The nurse preparing to administer an intermittent tube feeding through a nasogastric (NG) tube assesses for residual volume. How do the resulting data assist in assuring the client's safety?
- A. Confirm proper NG tube placement.
- B. Determine the client's nutritional status.
- C. Evaluate the adequacy of gastric emptying.
- D. Assess the client's fluid and electrolyte status.
Correct Answer: C
Rationale: All stomach contents are aspirated and measured before administering a tube feeding to determine the gastric residual volume. If the stomach fails to empty and propel its contents forward, the tube feeding accumulates in the stomach and increases the client's risk of aspiration. If the aspirated gastric contents exceed the predetermined limit, the nurse withholds the tube feeding and collaborates with the primary health care provider on a plan of care. Assessing gastric residual volume does not confirm placement or assess fluid and electrolyte status. The nurse uses clinical indicators, including serum albumin levels, to determine the client's nutritional status.
You may also like to solve these questions
A client is experiencing acute cardiac and cerebral symptoms as a result of an excess fluid volume. Which nursing measure should the nurse implement to increase the client's comfort until specific therapy is prescribed by the primary health care provider?
- A. Cover the client with warm blankets.
- B. Minimize visual and auditory stimuli present.
- C. Elevate the client's head to at least 45 degrees.
- D. Administer oxygen at 4 L per minute by nasal cannula.
Correct Answer: C
Rationale: Excess fluid volume can lead to symptoms such as shortness of breath and cerebral edema, which can be alleviated by elevating the head of the bed to at least 45 degrees to promote venous drainage and reduce intracranial pressure. This is a safe and effective nursing intervention to increase comfort until specific medical therapy is prescribed.
The nurse is scheduling a client for a series of diagnostic studies of the gastrointestinal (GI) system. Which of these studies should the nurse schedule last to avoid altering the results of the remaining tests?
- A. Ultrasound
- B. Colonoscopy
- C. Barium enema
- D. Computed tomography
Correct Answer: C
Rationale: When barium is instilled into the lower GI tract, it may take up to 72 hours to clear the GI tract. The presence of barium could cause interference with obtaining clear visualization and accurate results of the other tests listed if performed before the client has fully excreted the barium. For this reason, diagnostic studies that involve barium contrast are scheduled at the conclusion of other medical imaging studies.

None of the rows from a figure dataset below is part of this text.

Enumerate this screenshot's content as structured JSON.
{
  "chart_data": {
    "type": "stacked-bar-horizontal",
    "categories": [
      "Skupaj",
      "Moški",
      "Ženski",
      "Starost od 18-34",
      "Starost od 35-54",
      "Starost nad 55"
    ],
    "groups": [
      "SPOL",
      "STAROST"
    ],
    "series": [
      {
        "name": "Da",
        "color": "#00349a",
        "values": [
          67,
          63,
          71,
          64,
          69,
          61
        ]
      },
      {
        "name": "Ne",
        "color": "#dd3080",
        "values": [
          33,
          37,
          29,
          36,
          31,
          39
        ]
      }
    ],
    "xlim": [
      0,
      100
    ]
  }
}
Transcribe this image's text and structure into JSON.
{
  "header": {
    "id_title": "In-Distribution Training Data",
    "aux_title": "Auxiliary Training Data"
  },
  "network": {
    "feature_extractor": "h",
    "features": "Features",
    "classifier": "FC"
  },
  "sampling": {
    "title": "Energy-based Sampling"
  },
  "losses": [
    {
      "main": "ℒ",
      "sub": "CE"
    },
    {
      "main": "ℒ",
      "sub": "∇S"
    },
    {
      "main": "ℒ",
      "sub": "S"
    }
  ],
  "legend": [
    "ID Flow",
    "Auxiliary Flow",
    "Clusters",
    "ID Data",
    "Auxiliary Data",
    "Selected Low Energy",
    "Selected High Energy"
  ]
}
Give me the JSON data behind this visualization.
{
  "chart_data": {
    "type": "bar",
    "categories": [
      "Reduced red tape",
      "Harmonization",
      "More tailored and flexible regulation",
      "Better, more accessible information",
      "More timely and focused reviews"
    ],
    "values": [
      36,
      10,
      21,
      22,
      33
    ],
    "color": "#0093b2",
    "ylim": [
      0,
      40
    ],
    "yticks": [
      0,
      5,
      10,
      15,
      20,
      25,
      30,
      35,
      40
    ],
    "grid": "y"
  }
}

The client is prescribed sotalol 80 mg orally twice daily. Which assessment finding indicates that the client is experiencing an adverse effect of the medication?
- A. Dry mouth
- B. Palpitations
- C. Diaphoresis
- D. Difficulty swallowing
Correct Answer: B
Rationale: Sotalol is a beta-adrenergic blocking agent that may be prescribed to treat chronic angina pectoris. Adverse effects include palpitations, bradycardia, an irregular heartbeat, difficulty breathing, signs of heart failure, and cold hands and feet. Gastrointestinal disturbances, anxiety and nervousness, and unusual tiredness and weakness can also occur. Options 1, 3, and 4 are not adverse effects of this medication.
The nurse is caring for a client who has undergone transsphenoidal surgery for a pituitary adenoma. In the postoperative period, which information should the nurse provide to the client to minimize the risk for surgery-related injury?
- A. Cough and deep breathe hourly.
- B. Nasal packing will be removed after 48 hours.
- C. Report frequent swallowing or postnasal drip.
- D. Acetaminophen is prescribed for severe postsurgical headache.
Correct Answer: C
Rationale: The client should report frequent swallowing or postnasal drip or nasal drainage after transsphenoidal surgery because it could indicate cerebrospinal fluid (CSF) leakage. The client should deep breathe, but coughing is contraindicated because it could cause increased intracranial pressure. The surgeon removes the nasal packing placed during surgery, usually after 24 hours. The client should also report severe headache because it could indicate increased intracranial pressure.
Tretinoin gel has been prescribed for a client with acne. What is the nurse's response when the client calls and reports that her skin has become very red and is beginning to peel?
- A. Discontinue the medication immediately.
- B. Come to the clinic immediately for an assessment.
- C. I'll notify your primary health care provider of these results.
- D. This is a normal occurrence with the use of this medication.
Correct Answer: D
Rationale: Tretinoin decreases cohesiveness of the epithelial cells, increasing cell mitosis and turnover. It is potentially irritating, particularly when used correctly. Within 48 hours of use, the skin generally becomes red and begins to peel. Options 1, 2, and 3 are incorrect statements to the client.